|
From: Brian C. <bri...@gm...> - 2010-06-28 21:25:42
|
Hi all, For those who don't know me, I am a GSoC student and have been developing the hfst-proc tool for Apertium to allow integrating morphological analysis/generation with HFST transducers into the Apertium MT pipeline. A secondary goal of my project is to get foma transducers working with hfst-proc, so I have started working towards getting the necessary tools working for getting foma transducers converted to the HFST optimized lookup format. After working with the HfstInput/OutputStream classes a bit, I have a question about the design of the HFST3 header processing. On the input side of things, header processing is currently split between the HfstInputStream frontend where detection of the transducer type is done, and the backend implementation classes which are also aware of the header so they can skip past it when loading. Writing the header is also done by the backend implementations. My understanding of the header is that it is supposed to encapsulate the actual transducer.
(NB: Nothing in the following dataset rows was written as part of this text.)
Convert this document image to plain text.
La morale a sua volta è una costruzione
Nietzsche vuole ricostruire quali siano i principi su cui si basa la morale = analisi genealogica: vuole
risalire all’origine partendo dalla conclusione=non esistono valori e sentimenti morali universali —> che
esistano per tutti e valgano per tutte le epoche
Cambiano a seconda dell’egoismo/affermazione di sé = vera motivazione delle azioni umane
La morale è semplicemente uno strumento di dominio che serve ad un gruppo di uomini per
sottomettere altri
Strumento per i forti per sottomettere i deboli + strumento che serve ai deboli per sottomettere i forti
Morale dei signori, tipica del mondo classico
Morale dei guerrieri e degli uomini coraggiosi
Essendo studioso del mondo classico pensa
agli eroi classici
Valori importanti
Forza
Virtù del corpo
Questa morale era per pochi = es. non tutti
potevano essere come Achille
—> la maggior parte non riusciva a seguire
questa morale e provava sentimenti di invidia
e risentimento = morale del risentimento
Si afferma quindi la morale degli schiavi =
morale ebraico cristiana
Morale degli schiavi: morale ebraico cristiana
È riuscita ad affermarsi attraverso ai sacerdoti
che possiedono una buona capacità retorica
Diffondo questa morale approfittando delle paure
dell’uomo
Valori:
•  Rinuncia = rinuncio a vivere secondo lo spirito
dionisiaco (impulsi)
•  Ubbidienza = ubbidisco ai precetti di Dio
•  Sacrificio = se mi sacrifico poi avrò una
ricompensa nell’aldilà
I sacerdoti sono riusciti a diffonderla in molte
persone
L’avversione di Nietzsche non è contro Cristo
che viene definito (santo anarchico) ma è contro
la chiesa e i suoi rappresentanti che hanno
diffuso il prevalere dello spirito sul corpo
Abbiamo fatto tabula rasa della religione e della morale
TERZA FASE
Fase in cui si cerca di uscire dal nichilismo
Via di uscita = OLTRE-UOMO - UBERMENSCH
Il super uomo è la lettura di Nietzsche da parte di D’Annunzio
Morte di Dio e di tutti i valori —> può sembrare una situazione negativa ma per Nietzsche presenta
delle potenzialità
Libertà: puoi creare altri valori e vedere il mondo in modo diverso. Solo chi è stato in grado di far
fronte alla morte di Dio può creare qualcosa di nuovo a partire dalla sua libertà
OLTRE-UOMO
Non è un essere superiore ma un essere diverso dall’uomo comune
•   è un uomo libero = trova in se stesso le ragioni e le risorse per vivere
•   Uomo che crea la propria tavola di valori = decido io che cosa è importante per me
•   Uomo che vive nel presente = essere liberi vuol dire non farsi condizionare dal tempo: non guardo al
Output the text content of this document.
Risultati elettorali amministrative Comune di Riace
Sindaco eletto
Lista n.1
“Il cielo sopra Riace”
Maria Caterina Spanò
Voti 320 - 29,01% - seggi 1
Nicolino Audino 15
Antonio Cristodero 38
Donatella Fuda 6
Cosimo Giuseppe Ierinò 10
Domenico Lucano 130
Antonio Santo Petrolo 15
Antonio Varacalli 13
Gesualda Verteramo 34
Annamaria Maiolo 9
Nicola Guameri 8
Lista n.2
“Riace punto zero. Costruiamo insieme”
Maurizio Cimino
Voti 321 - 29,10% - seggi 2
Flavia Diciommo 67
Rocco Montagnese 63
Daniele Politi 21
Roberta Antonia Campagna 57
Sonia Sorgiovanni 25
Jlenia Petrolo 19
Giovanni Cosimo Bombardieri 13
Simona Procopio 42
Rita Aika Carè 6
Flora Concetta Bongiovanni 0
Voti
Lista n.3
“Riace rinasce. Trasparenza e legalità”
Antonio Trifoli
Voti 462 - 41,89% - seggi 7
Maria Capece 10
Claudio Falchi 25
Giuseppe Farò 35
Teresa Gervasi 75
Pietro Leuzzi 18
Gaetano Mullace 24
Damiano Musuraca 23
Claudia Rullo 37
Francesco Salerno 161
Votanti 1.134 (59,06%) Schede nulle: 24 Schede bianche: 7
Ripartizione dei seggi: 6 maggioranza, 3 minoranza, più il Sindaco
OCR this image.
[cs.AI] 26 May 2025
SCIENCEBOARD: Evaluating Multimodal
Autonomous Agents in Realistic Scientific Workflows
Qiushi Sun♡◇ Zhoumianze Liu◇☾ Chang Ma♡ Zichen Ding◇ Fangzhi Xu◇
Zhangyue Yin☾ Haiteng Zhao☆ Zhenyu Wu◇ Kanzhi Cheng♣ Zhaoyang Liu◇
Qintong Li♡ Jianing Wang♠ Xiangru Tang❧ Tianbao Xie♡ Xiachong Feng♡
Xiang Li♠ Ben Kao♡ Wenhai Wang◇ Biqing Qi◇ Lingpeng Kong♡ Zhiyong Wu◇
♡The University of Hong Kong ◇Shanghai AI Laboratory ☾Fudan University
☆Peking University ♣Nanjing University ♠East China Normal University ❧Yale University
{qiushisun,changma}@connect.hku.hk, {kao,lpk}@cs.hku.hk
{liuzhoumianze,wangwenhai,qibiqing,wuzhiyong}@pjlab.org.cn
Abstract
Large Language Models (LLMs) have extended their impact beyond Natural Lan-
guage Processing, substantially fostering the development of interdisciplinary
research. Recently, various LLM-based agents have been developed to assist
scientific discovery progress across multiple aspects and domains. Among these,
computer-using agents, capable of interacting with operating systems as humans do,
If that is the case, would it not be more sensible to have all the header processing handled in the frontend classes, and leaving the implementation classes unaware of the header? I also have a question about foma transducer I/O. The HFST specific write/read functions in foma's io.c work only with a plain-text format, while foma's native functions gzip the entire thing. Is there a reason for HFST's not doing the same thing? Cheers, --Brian Croom |